Hidden patterns buried in AI-generated texts could help identify them as such, allowing us to tell whether the words we’re reading are written by a human or not.
These “watermarks” are invisible to the human eye but let computers detect that the text probably comes from an AI system. If embedded in large language models, they could help prevent some of the problems that these models have already caused.
For example, since OpenAI’s chatbot ChatGPT was launched in November students have already started using it to cheat by writing essays for them. News website CNET has used ChatGPT to write articles, only to have to issue corrections amid accusations of plagiarism. But there is a promising way to spot AI text: by embedding hidden patterns that let us identify AI-generated text into these systems before they’re released.

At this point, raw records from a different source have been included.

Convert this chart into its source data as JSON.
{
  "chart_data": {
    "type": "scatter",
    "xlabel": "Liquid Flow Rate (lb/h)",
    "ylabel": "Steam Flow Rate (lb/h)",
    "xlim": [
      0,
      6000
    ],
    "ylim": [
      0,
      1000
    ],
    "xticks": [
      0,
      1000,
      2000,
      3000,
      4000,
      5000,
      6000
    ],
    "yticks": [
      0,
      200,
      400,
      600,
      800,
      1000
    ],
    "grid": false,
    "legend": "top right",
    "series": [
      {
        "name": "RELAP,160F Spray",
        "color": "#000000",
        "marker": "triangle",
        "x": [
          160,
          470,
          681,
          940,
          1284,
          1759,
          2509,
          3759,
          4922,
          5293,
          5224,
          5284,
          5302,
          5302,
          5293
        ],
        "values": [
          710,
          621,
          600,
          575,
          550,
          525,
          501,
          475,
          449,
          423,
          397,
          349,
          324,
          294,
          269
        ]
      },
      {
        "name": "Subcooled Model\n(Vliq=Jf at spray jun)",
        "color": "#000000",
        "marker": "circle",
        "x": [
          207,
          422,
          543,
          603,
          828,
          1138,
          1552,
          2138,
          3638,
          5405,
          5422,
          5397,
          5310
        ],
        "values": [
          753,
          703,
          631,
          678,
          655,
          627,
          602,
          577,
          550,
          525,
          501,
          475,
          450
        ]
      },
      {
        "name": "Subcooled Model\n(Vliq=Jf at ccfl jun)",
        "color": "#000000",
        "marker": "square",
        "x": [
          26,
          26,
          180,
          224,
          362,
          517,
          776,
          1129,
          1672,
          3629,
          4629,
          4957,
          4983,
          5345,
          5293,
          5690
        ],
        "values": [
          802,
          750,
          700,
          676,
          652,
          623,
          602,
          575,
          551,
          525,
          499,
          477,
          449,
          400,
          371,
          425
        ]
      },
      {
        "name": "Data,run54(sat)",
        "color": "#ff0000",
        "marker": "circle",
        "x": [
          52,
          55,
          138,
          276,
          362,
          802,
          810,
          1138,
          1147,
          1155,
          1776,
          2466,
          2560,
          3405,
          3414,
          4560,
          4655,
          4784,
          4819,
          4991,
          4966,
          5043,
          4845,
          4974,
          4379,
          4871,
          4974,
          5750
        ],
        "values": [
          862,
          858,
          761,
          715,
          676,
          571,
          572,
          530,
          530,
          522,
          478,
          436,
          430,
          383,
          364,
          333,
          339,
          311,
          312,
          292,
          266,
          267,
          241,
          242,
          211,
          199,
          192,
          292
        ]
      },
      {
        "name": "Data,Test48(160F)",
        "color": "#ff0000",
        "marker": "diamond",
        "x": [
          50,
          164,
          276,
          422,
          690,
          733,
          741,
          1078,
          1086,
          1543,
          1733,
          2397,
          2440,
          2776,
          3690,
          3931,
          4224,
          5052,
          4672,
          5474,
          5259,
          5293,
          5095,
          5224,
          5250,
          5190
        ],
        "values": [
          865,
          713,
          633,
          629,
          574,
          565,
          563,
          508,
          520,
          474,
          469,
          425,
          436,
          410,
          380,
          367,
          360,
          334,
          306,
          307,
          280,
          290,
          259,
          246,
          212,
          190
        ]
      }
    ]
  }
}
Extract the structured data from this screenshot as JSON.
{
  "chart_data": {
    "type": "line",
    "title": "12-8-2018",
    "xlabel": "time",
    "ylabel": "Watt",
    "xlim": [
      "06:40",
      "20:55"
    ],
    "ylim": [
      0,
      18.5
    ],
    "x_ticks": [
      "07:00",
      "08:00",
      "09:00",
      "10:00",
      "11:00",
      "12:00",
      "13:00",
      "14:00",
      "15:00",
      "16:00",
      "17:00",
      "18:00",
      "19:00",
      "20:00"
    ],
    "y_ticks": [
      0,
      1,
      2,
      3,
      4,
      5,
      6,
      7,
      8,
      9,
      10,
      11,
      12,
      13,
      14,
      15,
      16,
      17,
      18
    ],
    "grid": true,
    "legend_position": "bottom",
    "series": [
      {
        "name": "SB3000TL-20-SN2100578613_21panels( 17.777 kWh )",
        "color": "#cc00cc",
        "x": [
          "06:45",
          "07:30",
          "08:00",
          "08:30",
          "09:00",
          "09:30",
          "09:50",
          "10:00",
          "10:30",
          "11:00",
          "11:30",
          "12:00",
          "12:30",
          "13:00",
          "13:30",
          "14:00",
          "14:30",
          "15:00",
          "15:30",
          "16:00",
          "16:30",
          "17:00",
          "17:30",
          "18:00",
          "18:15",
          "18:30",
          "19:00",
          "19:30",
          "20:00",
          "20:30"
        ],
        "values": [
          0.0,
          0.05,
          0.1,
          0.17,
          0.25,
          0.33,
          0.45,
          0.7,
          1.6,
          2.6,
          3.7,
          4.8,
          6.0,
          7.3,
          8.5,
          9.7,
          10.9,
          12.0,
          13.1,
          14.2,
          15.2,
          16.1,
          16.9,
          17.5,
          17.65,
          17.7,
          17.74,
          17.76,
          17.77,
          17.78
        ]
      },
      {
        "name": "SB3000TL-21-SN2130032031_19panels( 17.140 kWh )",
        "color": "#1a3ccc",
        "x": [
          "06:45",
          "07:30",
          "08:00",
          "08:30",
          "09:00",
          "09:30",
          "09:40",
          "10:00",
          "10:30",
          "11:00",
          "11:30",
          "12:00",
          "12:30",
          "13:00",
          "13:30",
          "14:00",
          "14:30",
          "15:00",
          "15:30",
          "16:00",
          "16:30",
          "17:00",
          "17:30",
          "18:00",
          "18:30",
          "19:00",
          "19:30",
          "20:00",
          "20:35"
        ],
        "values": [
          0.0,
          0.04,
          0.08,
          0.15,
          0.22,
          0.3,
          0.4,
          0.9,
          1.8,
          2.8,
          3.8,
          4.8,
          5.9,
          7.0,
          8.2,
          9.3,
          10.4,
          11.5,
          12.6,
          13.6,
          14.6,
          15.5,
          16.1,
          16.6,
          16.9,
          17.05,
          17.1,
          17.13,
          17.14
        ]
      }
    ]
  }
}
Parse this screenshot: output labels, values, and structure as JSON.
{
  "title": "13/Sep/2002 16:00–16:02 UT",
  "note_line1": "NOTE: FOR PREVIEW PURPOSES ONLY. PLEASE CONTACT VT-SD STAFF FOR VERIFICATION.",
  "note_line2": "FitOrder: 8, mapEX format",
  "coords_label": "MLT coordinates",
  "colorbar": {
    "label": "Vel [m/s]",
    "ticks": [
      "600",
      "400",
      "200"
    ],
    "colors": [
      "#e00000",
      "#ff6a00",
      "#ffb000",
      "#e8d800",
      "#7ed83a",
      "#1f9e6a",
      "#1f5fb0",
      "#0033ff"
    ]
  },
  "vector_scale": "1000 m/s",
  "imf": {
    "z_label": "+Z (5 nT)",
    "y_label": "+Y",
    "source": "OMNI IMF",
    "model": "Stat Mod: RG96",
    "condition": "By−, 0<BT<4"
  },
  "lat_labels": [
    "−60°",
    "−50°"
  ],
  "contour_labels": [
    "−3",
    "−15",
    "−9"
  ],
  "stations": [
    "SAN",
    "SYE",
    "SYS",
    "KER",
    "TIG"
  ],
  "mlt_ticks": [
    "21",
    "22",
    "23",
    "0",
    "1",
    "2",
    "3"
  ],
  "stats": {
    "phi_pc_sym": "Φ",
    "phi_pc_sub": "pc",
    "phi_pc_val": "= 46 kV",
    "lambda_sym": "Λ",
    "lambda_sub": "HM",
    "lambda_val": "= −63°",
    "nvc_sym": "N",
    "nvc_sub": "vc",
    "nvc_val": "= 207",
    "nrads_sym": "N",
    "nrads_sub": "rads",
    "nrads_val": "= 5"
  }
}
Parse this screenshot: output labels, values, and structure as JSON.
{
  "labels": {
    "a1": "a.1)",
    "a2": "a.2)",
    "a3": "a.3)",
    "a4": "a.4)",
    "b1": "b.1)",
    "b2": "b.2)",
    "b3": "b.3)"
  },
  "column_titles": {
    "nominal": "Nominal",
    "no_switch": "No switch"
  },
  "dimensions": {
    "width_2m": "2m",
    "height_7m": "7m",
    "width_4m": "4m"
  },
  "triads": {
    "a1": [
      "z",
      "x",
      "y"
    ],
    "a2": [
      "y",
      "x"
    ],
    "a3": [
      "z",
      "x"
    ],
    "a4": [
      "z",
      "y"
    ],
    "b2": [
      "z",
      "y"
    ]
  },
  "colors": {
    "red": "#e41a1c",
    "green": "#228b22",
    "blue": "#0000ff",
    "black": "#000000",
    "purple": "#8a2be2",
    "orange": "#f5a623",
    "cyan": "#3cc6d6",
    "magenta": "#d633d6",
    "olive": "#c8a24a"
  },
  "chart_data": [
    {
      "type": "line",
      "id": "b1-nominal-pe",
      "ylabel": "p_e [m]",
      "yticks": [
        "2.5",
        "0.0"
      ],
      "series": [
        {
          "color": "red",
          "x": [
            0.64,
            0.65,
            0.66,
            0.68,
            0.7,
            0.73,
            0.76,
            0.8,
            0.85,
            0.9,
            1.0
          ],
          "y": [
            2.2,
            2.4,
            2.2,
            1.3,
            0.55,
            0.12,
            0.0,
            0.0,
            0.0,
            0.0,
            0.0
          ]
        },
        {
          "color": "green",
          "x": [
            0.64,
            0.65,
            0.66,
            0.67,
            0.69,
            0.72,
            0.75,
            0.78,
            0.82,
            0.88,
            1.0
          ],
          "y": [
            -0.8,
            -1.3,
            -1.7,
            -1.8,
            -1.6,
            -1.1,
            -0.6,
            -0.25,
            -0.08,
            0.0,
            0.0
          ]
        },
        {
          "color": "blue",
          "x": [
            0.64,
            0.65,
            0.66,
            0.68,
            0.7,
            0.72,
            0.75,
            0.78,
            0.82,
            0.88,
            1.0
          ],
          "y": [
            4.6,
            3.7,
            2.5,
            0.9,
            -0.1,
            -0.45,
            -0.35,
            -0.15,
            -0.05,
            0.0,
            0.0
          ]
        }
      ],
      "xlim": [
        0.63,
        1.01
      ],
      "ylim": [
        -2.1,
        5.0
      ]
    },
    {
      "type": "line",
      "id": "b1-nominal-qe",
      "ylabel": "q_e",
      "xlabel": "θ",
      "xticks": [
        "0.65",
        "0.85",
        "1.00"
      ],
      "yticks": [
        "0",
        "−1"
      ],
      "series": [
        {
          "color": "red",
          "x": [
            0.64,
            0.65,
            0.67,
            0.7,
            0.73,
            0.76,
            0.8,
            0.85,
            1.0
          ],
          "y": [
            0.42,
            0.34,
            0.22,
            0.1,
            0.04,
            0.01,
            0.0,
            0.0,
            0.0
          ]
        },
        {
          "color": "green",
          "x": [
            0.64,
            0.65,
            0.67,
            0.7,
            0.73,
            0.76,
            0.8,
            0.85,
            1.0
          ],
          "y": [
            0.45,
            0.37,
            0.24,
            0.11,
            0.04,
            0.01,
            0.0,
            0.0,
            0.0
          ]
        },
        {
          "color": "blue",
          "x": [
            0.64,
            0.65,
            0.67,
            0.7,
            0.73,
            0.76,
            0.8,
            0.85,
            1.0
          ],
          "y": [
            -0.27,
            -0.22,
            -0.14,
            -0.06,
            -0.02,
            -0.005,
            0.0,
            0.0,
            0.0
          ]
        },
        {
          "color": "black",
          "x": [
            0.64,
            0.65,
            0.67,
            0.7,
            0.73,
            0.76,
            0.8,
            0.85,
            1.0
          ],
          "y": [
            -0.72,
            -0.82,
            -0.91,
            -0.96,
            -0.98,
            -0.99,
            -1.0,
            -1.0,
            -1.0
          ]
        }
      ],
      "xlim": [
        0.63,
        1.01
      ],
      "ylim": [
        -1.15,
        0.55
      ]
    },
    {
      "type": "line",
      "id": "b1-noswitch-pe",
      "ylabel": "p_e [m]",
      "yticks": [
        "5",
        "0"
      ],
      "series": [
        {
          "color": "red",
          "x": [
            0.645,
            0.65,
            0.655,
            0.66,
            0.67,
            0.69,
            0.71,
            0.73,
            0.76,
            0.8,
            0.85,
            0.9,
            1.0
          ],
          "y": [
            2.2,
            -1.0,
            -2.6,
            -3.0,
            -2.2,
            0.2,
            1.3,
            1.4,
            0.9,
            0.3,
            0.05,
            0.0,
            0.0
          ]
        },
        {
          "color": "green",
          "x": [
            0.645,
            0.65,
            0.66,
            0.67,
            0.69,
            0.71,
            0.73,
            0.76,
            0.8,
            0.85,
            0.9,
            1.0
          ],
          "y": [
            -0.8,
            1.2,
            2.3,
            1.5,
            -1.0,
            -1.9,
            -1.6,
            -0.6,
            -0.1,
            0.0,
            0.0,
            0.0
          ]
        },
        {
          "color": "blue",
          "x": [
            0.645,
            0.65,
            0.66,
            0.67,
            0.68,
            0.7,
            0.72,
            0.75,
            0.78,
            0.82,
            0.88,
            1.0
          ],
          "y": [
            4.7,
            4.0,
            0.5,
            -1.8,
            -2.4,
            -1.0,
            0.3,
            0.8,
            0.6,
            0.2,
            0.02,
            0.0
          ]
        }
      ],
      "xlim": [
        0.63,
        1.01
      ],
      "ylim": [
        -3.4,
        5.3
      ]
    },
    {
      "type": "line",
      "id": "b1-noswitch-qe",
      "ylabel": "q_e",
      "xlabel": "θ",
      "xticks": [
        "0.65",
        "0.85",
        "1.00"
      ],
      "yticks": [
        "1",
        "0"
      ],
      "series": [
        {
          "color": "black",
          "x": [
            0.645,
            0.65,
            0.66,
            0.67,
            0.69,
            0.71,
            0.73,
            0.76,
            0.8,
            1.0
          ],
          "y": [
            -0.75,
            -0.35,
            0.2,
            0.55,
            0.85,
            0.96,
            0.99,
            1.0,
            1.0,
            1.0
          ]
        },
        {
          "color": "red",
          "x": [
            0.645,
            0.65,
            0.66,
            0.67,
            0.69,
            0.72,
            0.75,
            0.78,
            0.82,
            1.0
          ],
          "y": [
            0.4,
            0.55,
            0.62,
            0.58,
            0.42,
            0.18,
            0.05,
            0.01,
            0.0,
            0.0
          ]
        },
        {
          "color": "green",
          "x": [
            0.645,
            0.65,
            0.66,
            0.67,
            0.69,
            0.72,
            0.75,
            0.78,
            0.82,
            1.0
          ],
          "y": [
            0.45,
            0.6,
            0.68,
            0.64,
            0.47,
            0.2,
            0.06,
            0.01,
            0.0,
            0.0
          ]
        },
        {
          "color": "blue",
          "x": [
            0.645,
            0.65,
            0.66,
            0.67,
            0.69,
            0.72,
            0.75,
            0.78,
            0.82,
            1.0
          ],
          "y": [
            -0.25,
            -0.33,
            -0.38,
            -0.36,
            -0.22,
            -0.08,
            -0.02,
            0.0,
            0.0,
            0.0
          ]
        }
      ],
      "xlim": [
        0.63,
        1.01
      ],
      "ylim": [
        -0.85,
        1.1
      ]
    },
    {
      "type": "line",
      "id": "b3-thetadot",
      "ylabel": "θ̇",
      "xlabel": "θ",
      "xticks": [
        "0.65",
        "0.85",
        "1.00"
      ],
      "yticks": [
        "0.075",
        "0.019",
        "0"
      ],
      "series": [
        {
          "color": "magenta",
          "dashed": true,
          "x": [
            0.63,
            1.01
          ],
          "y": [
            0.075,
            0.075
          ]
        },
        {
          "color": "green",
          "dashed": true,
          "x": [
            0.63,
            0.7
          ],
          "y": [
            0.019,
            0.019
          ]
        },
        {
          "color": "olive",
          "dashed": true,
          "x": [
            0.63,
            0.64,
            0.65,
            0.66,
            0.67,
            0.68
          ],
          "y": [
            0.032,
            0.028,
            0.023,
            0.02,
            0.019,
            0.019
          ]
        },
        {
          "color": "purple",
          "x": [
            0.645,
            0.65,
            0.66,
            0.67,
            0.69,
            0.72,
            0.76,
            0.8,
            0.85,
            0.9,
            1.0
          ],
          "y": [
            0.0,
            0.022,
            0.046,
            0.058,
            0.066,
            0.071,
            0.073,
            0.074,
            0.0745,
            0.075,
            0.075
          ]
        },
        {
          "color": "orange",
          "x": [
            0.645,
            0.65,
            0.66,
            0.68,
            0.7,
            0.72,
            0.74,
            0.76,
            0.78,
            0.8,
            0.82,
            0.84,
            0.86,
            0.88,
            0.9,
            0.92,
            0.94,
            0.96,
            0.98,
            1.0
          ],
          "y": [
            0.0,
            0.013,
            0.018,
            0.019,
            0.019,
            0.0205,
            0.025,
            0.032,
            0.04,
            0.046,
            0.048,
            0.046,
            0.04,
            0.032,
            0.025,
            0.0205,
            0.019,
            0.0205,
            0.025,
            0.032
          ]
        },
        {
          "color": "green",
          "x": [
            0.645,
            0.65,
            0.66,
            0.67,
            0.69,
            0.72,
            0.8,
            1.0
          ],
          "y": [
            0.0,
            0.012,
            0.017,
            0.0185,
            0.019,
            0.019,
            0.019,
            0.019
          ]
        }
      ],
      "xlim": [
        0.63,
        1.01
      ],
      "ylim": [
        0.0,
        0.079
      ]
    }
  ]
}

In studies, these watermarks have already shown that they can identify AI-generated text with near certainty. One, developed by a team at the University of Maryland, was able to spot text created by Meta’s open source language model, OPT-6.7B, using a detection algorithm they built. The work is described in a paper that’s yet to be peer reviewed, and the code will be available for free around February 15.
AI language models work by predicting and generating one word at a time. After each word, the watermarking algorithm randomly divides the language model’s vocabulary into words on a “greenlist” and a “redlist,” and then prompts the language model to choose words on the greenlist.
The more greenlisted words in a passage, the more likely it is that the text is generated by a machine. Text written by a person tends to contain a more random mix of words. For example, for the word “beautiful”, the watermarking algorithm could classify the word “flower” as green, and “orchid” as red. The AI model with the watermarking algorithm would be more likely to use the word “flower” than “orchid,” explains Tom Goldstein, an assistant professor at the University of Maryland, who was involved in the research.
ChatGPT is one of a new breed of large language models that generate fluent text that reads like a human could have written it. These AI models regurgitate facts confidently, but are notorious for spewing falsehoods and biases. To the untrained eye, it is almost impossible to detect whether a passage is written by an AI model or human. The breathtaking speed of AI development means that new, more powerful models quickly make our existing synthetic text detection toolkit less effective. It’s a constant race between AI developers to build new safety tools that can match the latest generation of AI models.
“Right now, it’s the Wild West,” says John Kirchenbauer, a researcher at the University of Maryland, who was involved in the watermarking work. He hopes watermarking tools might give AI-detection efforts the edge. The tool his team has developed could be adjusted to work with any AI language model that predicts the next word, he says.
The findings are both promising and timely, says Irene Solaiman, policy director at AI startup Hugging Face, who worked on studying AI output detection in her previous role as an AI researcher at OpenAI, but was not involved in this research.
“As models are being deployed at scale, more people outside the AI community, likely without computer science training, will need to access detection methods,” says Solaiman.
There are limitations to this new method, however. Watermarking only works if it is embedded in the large language model by its creators right from the beginning. Although OpenAI is reputedly working on methods to detect AI-generated text, including watermarks, it remains highly secretive. The company doesn’t tend to give external parties much information about how ChatGPT works or was trained, much less access to tinker with it. OpenAI didn’t immediately respond to our request for comment.
It’s also unclear how this will apply to other models besides Meta’s, such as ChatGPT, Solaiman says. The AI model the watermark was tested on is also smaller than popular models like ChatGPT.
The researchers say that options for fighting back against watermarking methods are limited. “You’d have to change about half the words in a passage of text before the watermark could be removed,” says Goldstein. However, more testing is needed to explore different ways advanced attackers might try to remove the watermark.
“It’s dangerous to underestimate high schoolers so I won’t do that, but generally the average person will likely be unable to tamper with this kind of watermark,” says Solaiman.